Nazi and East German political elites went to great lengths to preserve the Schorfheide as their hunting grounds for decades. This pays off today: The area has turned into one of the most biodiverse places in Europe.
The UNESCO biosphere reserve Schorfheide-Chorin, located around 70 km (40 miles) northeast of Berlin, is one of the largest protected areas in Germany. It has more than 320 lakes, thousands of bogs and mires, extended forests, meadows and arable land.
Since the Middle Ages, the Cistercian Monastery of Chorin farmed the lands in the area. Later on, high-ranking Nazi leaders discovered the forest for their own interests: They preserved it as a hunting ground. And when the area later became part of East Germany, Communist leaders did the same. Thanks to these power elites, the unique vegetation of this area has not been destroyed. Today, Schorfheide-Chorin is considered one of the most diverse areas in Europe.
Nazi hunting ground
A small, half-timbered house lies in the middle of the forest. It was built for the rangers, Uwe Schneider told DW. He used to work as a metal craftsman but is now responsible for environmental education in the biosphere reserve.
Uwe Schneider does not only teach visitors about the environment; he also explains the history linked to the area. "This little house was built before World War II," he says. At that time, elks and European bison were released here for the hunting forays of Nazi elites. The rangers who were employed to monitor the animals needed a place to stay, so this little house was built.
"In 1936, during the Third Reich, an environmental foundation was created, and the Schorfheide was declared an environmental protection zone," Schneider goes on. However, the aim of this foundation was not primarily to protect nature: Hermann Göring, one of the top Nazi military leaders, was just one of many keen hunters who came to the biosphere reserve for entertainment."
Göring, who was the commander of the Luftwaffe (air force), was also appointed as a forest superintendent, Schneider told DW. Göring also built a pompous country residency here. Shortly before the end of WWII, he asked the air force to destroy it so it would not fall into the hands of the enemy.
From Nazi leaders to GDR elite
When the country was divided after the end of the Second World War into East and West Germany, Schorfheide - due to it’s location in the very east of the country- became part of the German Democratic Republic (GDR). And it was as popular amongst the elites of the GDR as it had been amongst Nazi leaders.

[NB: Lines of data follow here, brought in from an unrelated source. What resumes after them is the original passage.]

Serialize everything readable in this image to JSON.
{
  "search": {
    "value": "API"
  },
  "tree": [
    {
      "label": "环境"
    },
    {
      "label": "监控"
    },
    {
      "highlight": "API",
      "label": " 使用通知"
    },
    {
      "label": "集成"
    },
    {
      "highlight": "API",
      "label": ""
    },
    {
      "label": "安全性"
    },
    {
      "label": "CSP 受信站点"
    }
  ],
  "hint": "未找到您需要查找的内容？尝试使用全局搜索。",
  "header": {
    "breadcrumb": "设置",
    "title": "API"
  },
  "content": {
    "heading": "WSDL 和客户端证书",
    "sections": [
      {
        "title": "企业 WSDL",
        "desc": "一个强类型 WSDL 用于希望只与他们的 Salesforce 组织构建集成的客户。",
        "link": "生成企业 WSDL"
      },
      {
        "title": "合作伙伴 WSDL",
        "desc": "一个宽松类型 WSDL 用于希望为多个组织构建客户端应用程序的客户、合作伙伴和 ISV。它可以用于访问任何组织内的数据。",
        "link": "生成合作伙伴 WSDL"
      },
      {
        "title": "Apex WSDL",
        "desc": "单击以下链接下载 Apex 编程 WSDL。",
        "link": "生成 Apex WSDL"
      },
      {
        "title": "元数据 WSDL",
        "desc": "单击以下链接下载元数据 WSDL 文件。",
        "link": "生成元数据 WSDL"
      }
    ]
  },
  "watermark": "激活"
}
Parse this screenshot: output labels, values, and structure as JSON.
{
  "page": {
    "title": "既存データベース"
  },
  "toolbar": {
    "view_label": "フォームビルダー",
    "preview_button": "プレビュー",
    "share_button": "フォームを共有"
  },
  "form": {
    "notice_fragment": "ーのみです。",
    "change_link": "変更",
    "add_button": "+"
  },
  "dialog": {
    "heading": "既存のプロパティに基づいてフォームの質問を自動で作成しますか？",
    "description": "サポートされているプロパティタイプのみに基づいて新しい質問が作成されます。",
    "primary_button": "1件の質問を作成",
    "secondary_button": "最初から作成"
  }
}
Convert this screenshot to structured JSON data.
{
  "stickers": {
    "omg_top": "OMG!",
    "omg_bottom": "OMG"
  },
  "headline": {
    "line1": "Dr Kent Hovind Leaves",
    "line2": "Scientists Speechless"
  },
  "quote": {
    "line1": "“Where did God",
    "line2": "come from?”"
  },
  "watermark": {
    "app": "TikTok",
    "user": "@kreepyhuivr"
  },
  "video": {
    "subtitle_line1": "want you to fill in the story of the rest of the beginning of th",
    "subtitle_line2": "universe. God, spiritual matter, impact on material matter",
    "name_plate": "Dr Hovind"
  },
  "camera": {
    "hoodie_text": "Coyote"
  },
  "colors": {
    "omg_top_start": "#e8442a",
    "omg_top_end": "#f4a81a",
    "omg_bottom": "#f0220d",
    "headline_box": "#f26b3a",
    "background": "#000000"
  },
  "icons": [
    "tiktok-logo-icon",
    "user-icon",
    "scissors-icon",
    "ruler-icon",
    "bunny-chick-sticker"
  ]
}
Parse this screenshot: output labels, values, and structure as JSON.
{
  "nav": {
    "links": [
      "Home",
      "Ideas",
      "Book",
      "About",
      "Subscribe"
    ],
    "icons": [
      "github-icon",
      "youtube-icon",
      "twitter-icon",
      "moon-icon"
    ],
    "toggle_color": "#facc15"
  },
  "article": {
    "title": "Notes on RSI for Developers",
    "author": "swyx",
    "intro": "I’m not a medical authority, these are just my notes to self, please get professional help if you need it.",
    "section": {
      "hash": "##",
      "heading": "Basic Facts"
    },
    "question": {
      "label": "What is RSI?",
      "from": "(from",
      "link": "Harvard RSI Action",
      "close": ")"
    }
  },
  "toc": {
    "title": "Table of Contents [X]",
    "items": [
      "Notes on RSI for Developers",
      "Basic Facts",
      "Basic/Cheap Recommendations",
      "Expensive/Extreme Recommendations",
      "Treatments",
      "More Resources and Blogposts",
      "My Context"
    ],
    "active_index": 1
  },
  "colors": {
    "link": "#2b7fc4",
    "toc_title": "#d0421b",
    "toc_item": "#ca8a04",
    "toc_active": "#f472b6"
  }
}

Uwe Schneider shows his visitors a picture of Erich Honecker, the head of the GDR's uncontested ruling Socialist Unity Party, portraying him with a buck he just killed. "Erich Honecker was hunting in the Schorfheide for decades all the way up to 1989," when the Berlin Wall came down. Until the GDR was dissolved and Germany reunited in 1990, the leaders of the GDR claimed the area for themselves. The whole area was closed off by GDR State Security, or the Stasi. After reunification, the Schorfheide became a national park and was officially made a protected area.
For the sake of conservation
Ironically, thanks to the Nazis and GDR leaders, the decades of preservation are paying off now. "This is one of the most diverse places in Europe," said Uta Kietsch, who runs a local seed store and collects plants in the biosphere reserve to produce the seeds. "There are plants and animal species here that already disappeared long ago in other regions."
The management of the Schorfheide is one of the factors that has turned it into a biodiversity hotspot. Another key factor is the diverse landscape. During the last ice age, countless small hills and lakes were formed.
"The habitats change quickly," Uta Kietsch explained. "While one hilltop might be arid, sandy and chalky, the neighboring dip might be humid and moist." The diverse landscape fosters an enormous diversity of plant and animal species in a relatively small area. Uta Kietsch profits from the quickly changing landscape, as she can find a lot of different plant species in one area.
While the political elites of the past blocked access for ordinary citizens in order to maintain the biosphere reserve, management today is much different: It’s all about finding a balance between environmental protection and suitable ways to make use of it, says Beate Blahy, spokeswoman for Schorfheide. "The biosphere reserve involves humans. We aim to protect nature by using it in an appropriate and sustainable way."
"The forest is no wilderness," Blahy concludes. According to her, the mission of the biosphere reserve is to protect the biodiversity of this landscape, keeping in mind that it’s always been influenced by humans.